Mme Ruth Sando Perry est la première femme chef d'Etat de l'Afrique moderne. Elle estime que sa nomination au Comité des femmes africaines pour la paix et le développement a mis le Libéria en vedette en Afrique en tant que défenseur de la paix. Elle nous a confié, lors de la conférence de la CEA à Addis-Abeba, qu'elle a lancé un message à l'intention de son pays : "Il est temps, a-t-elle déclaré, que le gouvernement reconnaisse le potentiel des femmes et soutienne leur émancipation."
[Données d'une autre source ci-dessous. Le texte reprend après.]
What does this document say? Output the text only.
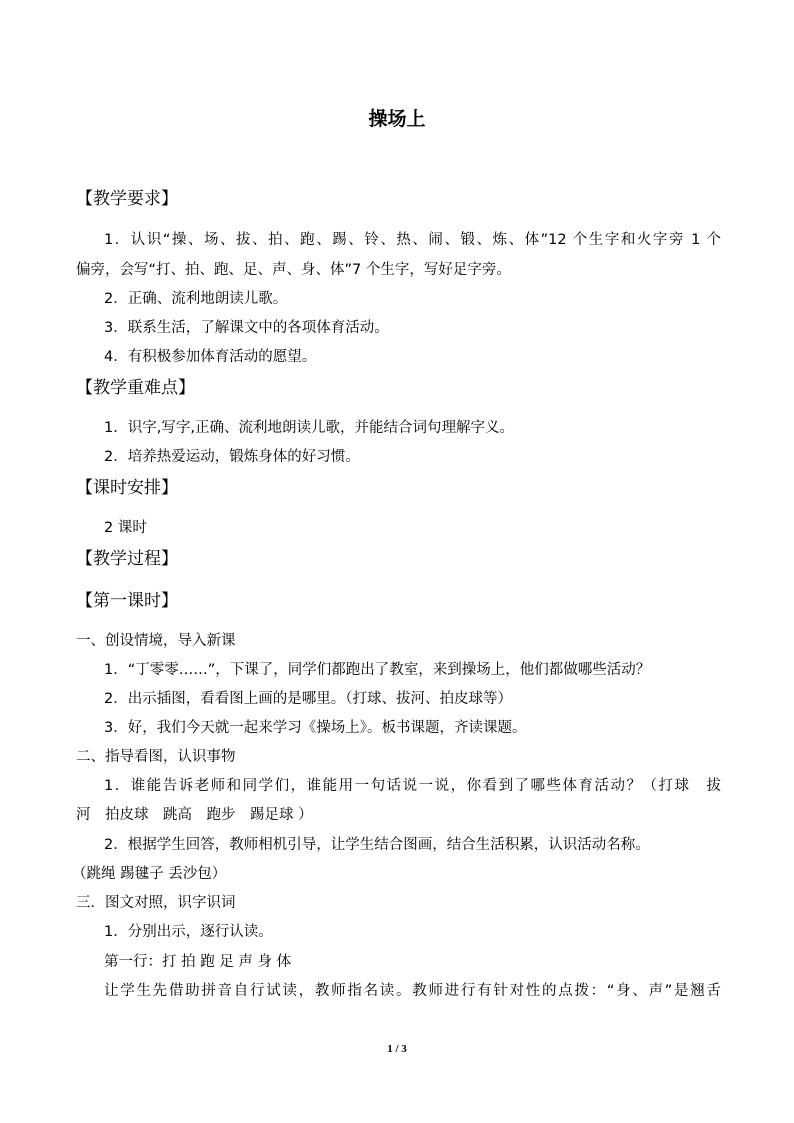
操场上
【教学要求】
1．认识“操、场、拔、拍、跑、踢、铃、热、闹、锻、炼、体”12 个生字和火字旁 1 个
偏旁，会写“打、拍、跑、足、声、身、体”7 个生字，写好足字旁。
2．正确、流利地朗读儿歌。
3．联系生活，了解课文中的各项体育活动。
4．有积极参加体育活动的愿望。
【教学重难点】
1．识字,写字,正确、流利地朗读儿歌，并能结合词句理解字义。
2．培养热爱运动，锻炼身体的好习惯。
【课时安排】
2 课时
【教学过程】
【第一课时】
一、创设情境，导入新课
1．“丁零零……”，下课了，同学们都跑出了教室，来到操场上，他们都做哪些活动？
2．出示插图，看看图上画的是哪里。（打球、拔河、拍皮球等）
3．好，我们今天就一起来学习《操场上》。板书课题，齐读课题。
二、指导看图，认识事物
1．谁能告诉老师和同学们，谁能用一句话说一说，你看到了哪些体育活动？（打球　拔
河　拍皮球　跳高　跑步　踢足球 ）
2．根据学生回答，教师相机引导，让学生结合图画，结合生活积累，认识活动名称。
（跳绳 踢毽子 丢沙包）
三．图文对照，识字识词
1．分别出示，逐行认读。
第一行：打 拍 跑 足 声 身 体
让学生先借助拼音自行试读，教师指名读。教师进行有针对性的点拨：“身、声”是翘舌
1 / 3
Mme Perry a été très visible sur la scène publique. Elle a été législateur indépendant, élue comme sénateur pour Grand Cape Mount County en 1985 et elle a parrainé une législation visant la protection des droits des femmes et des enfants. Elle a également créé le mouvement Peace Now, Peace for Libéria, et est membre fondateur du Women's Development Association of Libéria, le Liberian Women's Initiative, et le Women for Action and Goodwill. Elle a récemment mis en place le Perry Centre au Libéria pour la fourniture d'un éventail de services à destination des enfants et des jeunes.

Photo : Lidya Mullugetta
Elle est devenue chef d'Etat lorsqu'elle s'est rendu à Abuja en août 1996 en tant que membre d'une des délégations participant à une nouvelle série de négociations en faveur de la paix sous l'égide de la Communauté économique des Etats de l'Afrique de l'Ouest (CEDEAO). "On avait décidé que puisque les hommes n'avaient pas réussi de faire la paix, c'était au tour des femmes d'essayer. J'ai été sollicitée par les chefs des factions et les responsables de la CEDEAO qui m'ont dit qu'ils voulaient que je prennne la tête du gouvernement jusqu'à ce que la paix soit restaurée et que des élections soient organisées."
Son mandat était d'une durée très courte et se limitait au désarmement des belligérants, au rapatriement et à la réinsertion des réfugiés et des personnes déplacées ainsi qu'à la tenue d'élections transparentes. "Nous nous sommes maintenues à flot et sommes finalement arrivées au terme du mandat avec des élections réussies. Nous avons été très heureuses de pouvoir accomplir ce que l'on nous avait demandé de faire." Elle a indiqué que les femmes du Libéria avaient beaucoup apprécié sa nomination, "même si certains hommes et certaines femmes n'étaient pas sûrs que je puisse m'acquitter de ma tâche." Mais ensuite, tout le monde a décidé de participer. Aucun doute chez elle : "Je savais que j'étais capable de diriger ces hommes."
Mme Perry s'est renseigné sur ce que voulait chaque faction tout en "harcelant la communauté internationale" pour qu'elle fournisse un appui logistique et diplomatique total en faveur des forces de la CEDEAO). Et comment s'y est-elle prise avec les chefs des factions? Elle répond en étouffant un rire : "vous leur dites parfois des petites vérités et d'autres petites choses, en les rassurant toujours sur les résultats du scrutin. J'ai utilisé ma sensibilité de femme et de mère et j'ai fait appel à tout ce que l'on peut mettre au service de sa communauté, de son église et de son foyer."
Mme Perry se réjouit à la perspective du nouveau rôle
qui lui permettra de solidifier la paix et d'aider l'Afrique dans son développement,
un rôle qui va encourager les Africains à trouver un nouveau
terme pour remplacer celui d'"homme d'Etat."